Let me get right to the point.
There should be a statue erected in Bennington for Mount Anthony Union High School wrestling coach Scott Legacy.
A big one. In a location that everyone who comes to town can see.
Because he is someone that has made a tangible difference in the lives of Bennington's kids.
Legacy and his coaching staff provide their wrestlers with a means to make it in this world. Not just on a wrestling mat, but inside the classroom and life.
Lessons on dedication, on hard work and determination. Lessons on overcoming adversity, overcoming defeat and becoming a stronger person. Lessons on becoming a man -- or a woman.
Thursday's article in the New York Times about the heroin problem in our town opened up eyes and brought out a ton of community feedback. I think it is safe to say that we all want to see this community thrive.
And in the wrestling program, we have one avenue to give the kids in this community -- the lifeblood of Bennington -- hope.
What are the answers to solving the drug crisis? No one knows for certain, but two things that certainly help are hope and opportunity.
The wrestlers at MAU are given a chance, via the mat, to get ahead in the world. To get into schools that might otherwise be outside their reach. To further their education so that one day they can give back to the community that supports them. Wrestling provides an outlet for anyone who wants to do something to better themselves.
All Legacy asks for is their commitment.
It doesn't matter if someone is big, small, square, round, athletic or out of shape. If someone is willing to put in the time, Legacy and his staff will do everything they can to help the athlete succeed. It's all we can ask for. Some might not grab at the opportunity that Legacy and the team presents, but the fact that the opportunity is there means something. Year in and year out, MAU wrestling provides an opportunity for those that want to learn, and want to work hard, to do something rewarding and positive.
Seeing things like Jesse Webb get into Ohio University on a wrestling scholarship, seeing senior Rachel Hale break down gender barriers and show that girls can mix it up with the boys or seeing nearly 100 wrestlers over Legacy's lengthy coaching career go on to wrestle at the next level. Some might not make it to that level -- there is nothing wrong with that -- but at least the opportunity was available.
But beyond the abilities the wrestlers gain on the mats, they also learn important life lessons off of it.
Take Webb, for instance. While now a four-time defending state champion and two-time New England king, much of Webb's success has come down to his willingness to go the extra mile.

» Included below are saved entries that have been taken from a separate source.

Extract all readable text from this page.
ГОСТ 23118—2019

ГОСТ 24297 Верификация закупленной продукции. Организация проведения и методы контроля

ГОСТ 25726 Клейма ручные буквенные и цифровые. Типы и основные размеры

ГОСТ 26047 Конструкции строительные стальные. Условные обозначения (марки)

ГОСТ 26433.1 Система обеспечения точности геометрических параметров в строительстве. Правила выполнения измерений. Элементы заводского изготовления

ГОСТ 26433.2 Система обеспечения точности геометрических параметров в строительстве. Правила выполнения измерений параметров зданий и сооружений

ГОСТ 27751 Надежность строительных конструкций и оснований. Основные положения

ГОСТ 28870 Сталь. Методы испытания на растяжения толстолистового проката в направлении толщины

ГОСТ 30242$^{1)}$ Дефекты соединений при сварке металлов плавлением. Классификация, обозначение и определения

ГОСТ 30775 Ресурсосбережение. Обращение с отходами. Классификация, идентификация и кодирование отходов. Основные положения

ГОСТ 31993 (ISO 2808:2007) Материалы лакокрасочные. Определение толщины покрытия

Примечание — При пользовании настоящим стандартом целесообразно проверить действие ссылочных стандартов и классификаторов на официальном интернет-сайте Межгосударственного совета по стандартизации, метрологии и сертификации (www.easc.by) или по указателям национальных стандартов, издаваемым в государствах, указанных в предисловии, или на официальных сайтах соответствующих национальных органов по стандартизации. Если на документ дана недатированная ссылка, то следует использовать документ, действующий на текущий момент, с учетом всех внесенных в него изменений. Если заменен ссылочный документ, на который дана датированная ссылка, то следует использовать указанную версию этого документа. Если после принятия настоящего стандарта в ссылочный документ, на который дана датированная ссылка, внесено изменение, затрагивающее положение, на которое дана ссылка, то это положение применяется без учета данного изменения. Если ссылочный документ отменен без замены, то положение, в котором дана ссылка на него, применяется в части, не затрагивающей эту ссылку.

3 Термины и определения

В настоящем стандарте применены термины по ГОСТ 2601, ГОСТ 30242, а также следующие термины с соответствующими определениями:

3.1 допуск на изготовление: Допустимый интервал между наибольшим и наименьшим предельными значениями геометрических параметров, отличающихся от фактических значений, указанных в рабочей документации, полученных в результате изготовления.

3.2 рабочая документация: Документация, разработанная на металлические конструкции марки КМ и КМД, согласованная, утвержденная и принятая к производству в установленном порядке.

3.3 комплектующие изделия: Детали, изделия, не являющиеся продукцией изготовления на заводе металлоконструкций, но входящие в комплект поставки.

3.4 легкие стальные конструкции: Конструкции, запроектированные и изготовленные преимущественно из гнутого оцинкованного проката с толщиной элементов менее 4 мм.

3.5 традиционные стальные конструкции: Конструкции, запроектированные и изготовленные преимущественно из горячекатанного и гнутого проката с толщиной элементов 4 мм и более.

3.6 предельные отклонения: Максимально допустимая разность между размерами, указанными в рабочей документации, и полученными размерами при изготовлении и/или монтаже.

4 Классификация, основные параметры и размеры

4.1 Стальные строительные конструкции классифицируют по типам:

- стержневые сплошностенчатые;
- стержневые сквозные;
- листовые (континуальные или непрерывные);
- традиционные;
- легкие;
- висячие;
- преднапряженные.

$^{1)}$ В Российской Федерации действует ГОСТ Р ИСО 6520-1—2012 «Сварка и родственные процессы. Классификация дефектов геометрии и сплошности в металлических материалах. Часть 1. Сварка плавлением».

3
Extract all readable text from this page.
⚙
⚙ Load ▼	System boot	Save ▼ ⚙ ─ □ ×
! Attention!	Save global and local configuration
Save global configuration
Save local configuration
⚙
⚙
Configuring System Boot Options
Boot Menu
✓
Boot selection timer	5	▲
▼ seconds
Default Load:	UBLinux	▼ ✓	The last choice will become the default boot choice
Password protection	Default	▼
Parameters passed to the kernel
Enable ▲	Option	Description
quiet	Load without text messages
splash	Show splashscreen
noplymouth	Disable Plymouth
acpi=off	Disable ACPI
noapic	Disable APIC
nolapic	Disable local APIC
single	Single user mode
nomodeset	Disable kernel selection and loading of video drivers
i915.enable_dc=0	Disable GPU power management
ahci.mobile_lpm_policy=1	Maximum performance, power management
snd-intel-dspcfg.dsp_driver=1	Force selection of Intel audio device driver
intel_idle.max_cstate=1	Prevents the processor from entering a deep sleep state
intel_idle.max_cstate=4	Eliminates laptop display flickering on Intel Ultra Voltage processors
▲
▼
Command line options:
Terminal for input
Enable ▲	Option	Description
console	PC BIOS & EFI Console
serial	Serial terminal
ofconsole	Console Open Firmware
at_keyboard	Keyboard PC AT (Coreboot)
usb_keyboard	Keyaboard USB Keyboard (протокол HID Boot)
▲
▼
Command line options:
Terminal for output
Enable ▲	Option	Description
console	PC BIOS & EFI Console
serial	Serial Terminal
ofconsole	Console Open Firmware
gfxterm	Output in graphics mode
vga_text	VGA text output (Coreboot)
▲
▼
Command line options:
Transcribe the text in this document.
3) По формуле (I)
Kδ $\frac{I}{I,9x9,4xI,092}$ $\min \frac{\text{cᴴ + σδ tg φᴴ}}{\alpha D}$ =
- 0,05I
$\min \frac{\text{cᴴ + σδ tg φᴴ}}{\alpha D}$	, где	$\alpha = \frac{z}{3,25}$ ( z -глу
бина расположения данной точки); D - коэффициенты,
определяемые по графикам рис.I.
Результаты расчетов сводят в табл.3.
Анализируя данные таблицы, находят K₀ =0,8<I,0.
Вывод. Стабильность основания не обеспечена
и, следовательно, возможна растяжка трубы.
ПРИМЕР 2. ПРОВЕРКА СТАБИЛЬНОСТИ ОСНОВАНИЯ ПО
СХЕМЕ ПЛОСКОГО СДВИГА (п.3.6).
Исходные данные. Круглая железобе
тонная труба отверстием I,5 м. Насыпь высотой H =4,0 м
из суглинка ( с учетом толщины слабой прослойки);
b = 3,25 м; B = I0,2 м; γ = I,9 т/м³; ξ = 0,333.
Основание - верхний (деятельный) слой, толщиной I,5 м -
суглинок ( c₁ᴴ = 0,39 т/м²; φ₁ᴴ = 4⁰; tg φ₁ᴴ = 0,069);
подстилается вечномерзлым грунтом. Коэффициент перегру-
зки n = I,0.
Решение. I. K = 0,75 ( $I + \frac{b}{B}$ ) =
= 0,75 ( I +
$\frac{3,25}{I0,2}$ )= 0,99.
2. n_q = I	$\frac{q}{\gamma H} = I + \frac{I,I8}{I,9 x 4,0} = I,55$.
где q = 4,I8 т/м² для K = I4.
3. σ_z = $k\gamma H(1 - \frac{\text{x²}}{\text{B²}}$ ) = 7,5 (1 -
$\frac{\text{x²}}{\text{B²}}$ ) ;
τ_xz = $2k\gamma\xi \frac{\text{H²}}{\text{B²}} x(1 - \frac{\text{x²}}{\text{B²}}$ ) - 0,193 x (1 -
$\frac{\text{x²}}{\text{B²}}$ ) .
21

Webb has worked hard in training, putting in hours of extra work to gain that edge he has over his opponents.
Think that commitment to working hard will help him as he gets older?
Or how about Hale, herself a two-time Vermont champion. Hale was not on the varsity team in the state meet this year because she lost in a wrestle-off to Taber Watson during the season. Did she give up? Nope. Instead, she won a crown at the JV meet and will continue her wrestling career next year at King University, the premier women's wrestling program in the country.
Think when something goes wrong down the line she is going to give up?
Legacy doesn't just make athletes. He makes well-rounded individuals. MAU wrestling installs traits that we all need in life and provides a shining beacon on what can be done to make a difference in someone's life.
Examples of this kind of coaching and dedication are everywhere, but Legacy has been a consistent figure in the lives of MAU students since the 1980s, not only as a wrestling coach but as a teacher. He has found a recipe for success and stuck with it.
He has committed his life to bettering others. He has provided a constant feel-good story line for this community that make even dark days seem that much brighter.
Life is about finding opportunities and exploiting them.
Luckily for the Bennington community, Legacy provides one opportunity and, thankfully, his wrestlers have stepped up and made the most of their chances.